Watch out for the case where an instance of a pattern straddles the boundaries between the regions searched for by a thread. ThreadedMotifListershould report such instances correctly, just as MotifLister did.
If an error occurs (e.g., an I/O error), your program should print an error message on standard error and exit with nonzero status. The exact spelling of the diagnostic does not matter. If no error occurs, it should exit with status 0. Don't forget to check for errors when writing the offsets to standard output. Also, don't forget to check for invalid usages (e.g., missing or extra arguments, or a thread count that is not a positive integer).

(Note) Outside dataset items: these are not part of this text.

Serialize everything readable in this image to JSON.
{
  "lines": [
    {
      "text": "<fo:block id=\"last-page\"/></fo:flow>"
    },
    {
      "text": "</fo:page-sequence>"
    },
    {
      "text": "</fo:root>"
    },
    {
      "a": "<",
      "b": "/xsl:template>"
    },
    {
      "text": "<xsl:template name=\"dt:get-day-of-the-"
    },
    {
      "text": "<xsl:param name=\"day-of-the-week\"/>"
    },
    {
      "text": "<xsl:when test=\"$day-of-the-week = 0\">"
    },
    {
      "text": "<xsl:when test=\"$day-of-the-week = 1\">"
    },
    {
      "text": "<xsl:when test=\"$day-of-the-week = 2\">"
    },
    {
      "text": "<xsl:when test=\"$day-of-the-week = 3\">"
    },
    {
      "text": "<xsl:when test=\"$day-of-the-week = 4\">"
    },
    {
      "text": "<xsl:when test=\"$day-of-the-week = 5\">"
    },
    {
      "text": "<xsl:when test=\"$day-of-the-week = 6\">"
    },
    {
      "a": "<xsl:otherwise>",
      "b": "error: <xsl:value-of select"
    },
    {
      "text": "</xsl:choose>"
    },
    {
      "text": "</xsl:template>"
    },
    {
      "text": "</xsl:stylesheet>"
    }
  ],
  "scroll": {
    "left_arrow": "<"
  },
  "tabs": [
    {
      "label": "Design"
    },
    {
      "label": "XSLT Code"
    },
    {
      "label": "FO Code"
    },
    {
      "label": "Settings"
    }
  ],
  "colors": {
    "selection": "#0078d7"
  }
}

To turn in your assignment, submit files MotifLister.java and ThreadedMotifLister.java containing your programs. If you need to submit more Java files because you've added more classes, submit them all, one by one. Also, submit a file hw3.txt containing the summary for your boss. This file should be a plain ASCII text file containing at most 66 lines, with each line containing at most 80 characters. (Your boss is old-fashioned and prefers plain ASCII to fancy formats.) The first line of each file that you submit should be a comment containing your name and student ID.
Make sure that your code works with the 64-bit Java 1.5 platform and the BioJava snapshot (dated 20041015) that are installed on SEASnet. The command java -version should output the following text:
java version "1.5.0" Java(TM) 2 Runtime Environment, Standard Edition (build 1.5.0-b64) Java HotSpot(TM) 64-Bit Server VM (build 1.5.0-b64, mixed mode)
The command env | grep CLASSPATH should output the following text:
CLASSPATH=/u/cs/fac/eggert/opt/SunOS-5.8-sparc/biojava-20041015/biojava-20041015.jar:.
BioJava-20041015 documentation
The source code for our BioJava snapshot can be found in the directory /u/cs/fac/eggert/opt/SunOS-5.8-sparc/biojava-20041015/biojava-20041015 on SEASnet.
An overview and summary of the BioJava project can be found in Steven Meloan's article BioJava -- Java Technology Powers Toolkit for Deciphering Genomic Codes (June 2004).